Guiné-Bissau: Grupo de cidadãos pede reabertura do processo do assassinato de “Nino” Vieira

“Nino” Vieira

Um grupo de cidadãos guineenses assinala em Bissau esta sexta-feira, 02 de março, a data do assassinato em 2009 do ex-Presidente da República, João Bernardo Vieira “Nino”, perpetrado por militares na residência do então Chefe de Estado.

Um crime que foi arquivado pelo Ministério Público e que para  estes cidadãos é incompreensível a decisão assumida pelo Ministério.

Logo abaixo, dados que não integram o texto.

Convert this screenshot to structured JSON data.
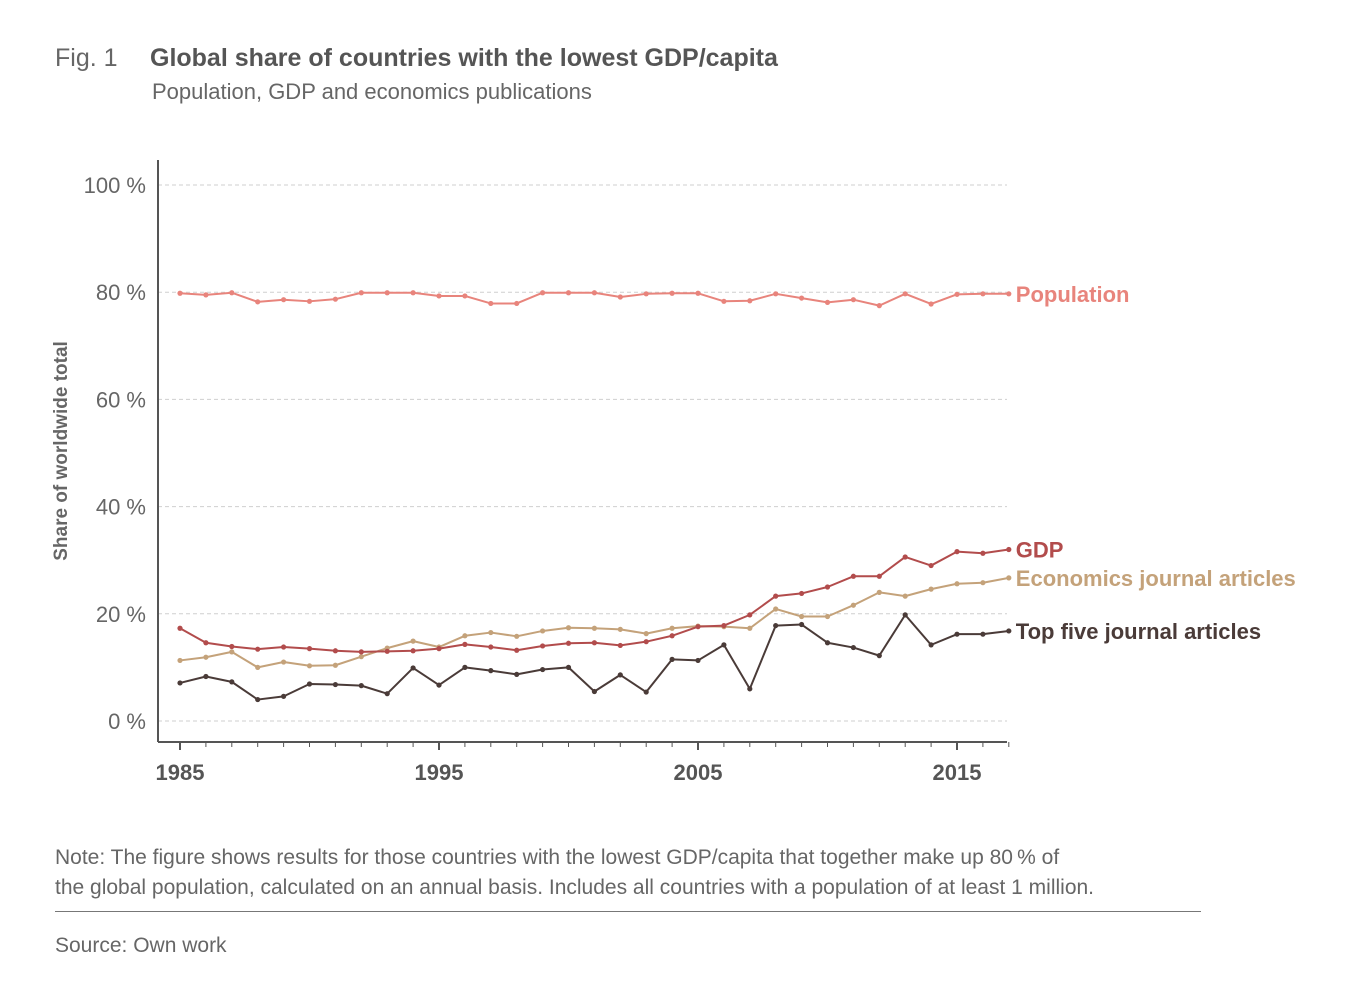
{
  "figure": {
    "label": "Fig. 1",
    "title": "Global share of countries with the lowest GDP/capita",
    "subtitle": "Population, GDP and economics publications"
  },
  "chart_data": {
    "type": "line",
    "ylabel": "Share of worldwide total",
    "xlabel": "",
    "xlim": [
      1985,
      2017
    ],
    "ylim": [
      0,
      100
    ],
    "grid": true,
    "y_ticks": [
      {
        "value": 0,
        "label": "0 %"
      },
      {
        "value": 20,
        "label": "20 %"
      },
      {
        "value": 40,
        "label": "40 %"
      },
      {
        "value": 60,
        "label": "60 %"
      },
      {
        "value": 80,
        "label": "80 %"
      },
      {
        "value": 100,
        "label": "100 %"
      }
    ],
    "x_ticks": [
      {
        "value": 1985,
        "label": "1985"
      },
      {
        "value": 1995,
        "label": "1995"
      },
      {
        "value": 2005,
        "label": "2005"
      },
      {
        "value": 2015,
        "label": "2015"
      }
    ],
    "x": [
      1985,
      1986,
      1987,
      1988,
      1989,
      1990,
      1991,
      1992,
      1993,
      1994,
      1995,
      1996,
      1997,
      1998,
      1999,
      2000,
      2001,
      2002,
      2003,
      2004,
      2005,
      2006,
      2007,
      2008,
      2009,
      2010,
      2011,
      2012,
      2013,
      2014,
      2015,
      2016,
      2017
    ],
    "series": [
      {
        "key": "population",
        "name": "Population",
        "color": "#e8847c",
        "values": [
          79.8,
          79.5,
          79.9,
          78.2,
          78.6,
          78.3,
          78.7,
          79.9,
          79.9,
          79.9,
          79.3,
          79.3,
          77.9,
          77.9,
          79.9,
          79.9,
          79.9,
          79.1,
          79.7,
          79.8,
          79.8,
          78.3,
          78.4,
          79.7,
          78.9,
          78.1,
          78.6,
          77.5,
          79.7,
          77.8,
          79.6,
          79.7,
          79.7
        ]
      },
      {
        "key": "gdp",
        "name": "GDP",
        "color": "#b24c4c",
        "values": [
          17.3,
          14.6,
          13.9,
          13.4,
          13.8,
          13.5,
          13.1,
          12.9,
          13.0,
          13.1,
          13.5,
          14.3,
          13.8,
          13.2,
          14.0,
          14.5,
          14.6,
          14.1,
          14.8,
          15.9,
          17.6,
          17.8,
          19.8,
          23.3,
          23.8,
          25.0,
          27.0,
          27.0,
          30.6,
          29.0,
          31.6,
          31.3,
          32.0
        ]
      },
      {
        "key": "economics",
        "name": "Economics journal articles",
        "color": "#c4a27a",
        "values": [
          11.3,
          11.9,
          12.9,
          10.0,
          11.0,
          10.3,
          10.4,
          12.0,
          13.6,
          14.9,
          13.8,
          15.9,
          16.5,
          15.8,
          16.8,
          17.4,
          17.3,
          17.1,
          16.3,
          17.3,
          17.7,
          17.6,
          17.3,
          20.9,
          19.5,
          19.5,
          21.6,
          24.0,
          23.3,
          24.6,
          25.6,
          25.8,
          26.7
        ]
      },
      {
        "key": "top_five",
        "name": "Top five journal articles",
        "color": "#4a3b38",
        "values": [
          7.1,
          8.3,
          7.3,
          4.0,
          4.6,
          6.9,
          6.8,
          6.6,
          5.1,
          9.9,
          6.7,
          10.0,
          9.4,
          8.7,
          9.6,
          10.0,
          5.5,
          8.6,
          5.4,
          11.5,
          11.3,
          14.2,
          6.0,
          17.8,
          18.0,
          14.6,
          13.7,
          12.2,
          19.8,
          14.2,
          16.2,
          16.2,
          16.8
        ]
      }
    ]
  },
  "note": {
    "line1": "Note: The figure shows results for those countries with the lowest GDP/capita that together make up 80 % of",
    "line2": "the global population, calculated on an annual basis. Includes all countries with a population of at least 1 million."
  },
  "source": "Source: Own work"
}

Justino Sá, um dos guineenses integrado no grupo dos cidadãos que exigem a justiça relativamente a morte do ex-Presidente disse: “Um Presidente foi morto na sua residência, e até agora não se é capaz de descobrir que o matou e acima de tudo vêm dizer que não têm elementos para dar continuidade ao processo e este é arquivado? É inconcebível”.

Os familiares e amigos de “Nino” Vieira querem também que justiça seja feita sobre o assassinato do então Chefe de Estado-maior General das Forças Armadas, Tagme Na Waie, eliminado horas antes do antigo Presidente.

Por outro lado, estes cidadãos questionam a passividade da CEDEAO sobre o processo de investigação judicial e consequente responsabilização dos culpados por parte das autoridades nacionais. “Ele lutou pela afirmação da CEDEAO. Não é concebível que os países que fazem parte desta organização ficarem indiferentes sobre o que se está a passar com o processo da morte de Nino Viera. Há necessidade desses países intervierem junto das nossas autoridades para pedirem o esclarecimento sobre este processo”, concluiu Justino Sá.

Uma fonte judicial disse a e-Global que “a decisão do Ministério Público, deve estar ligado ao Acórdão do Supremo Tribunal de Justiça, segundo o qual, todos os processos judiciais que ultrapassem seis meses de investigação teriam que ser arquivados”.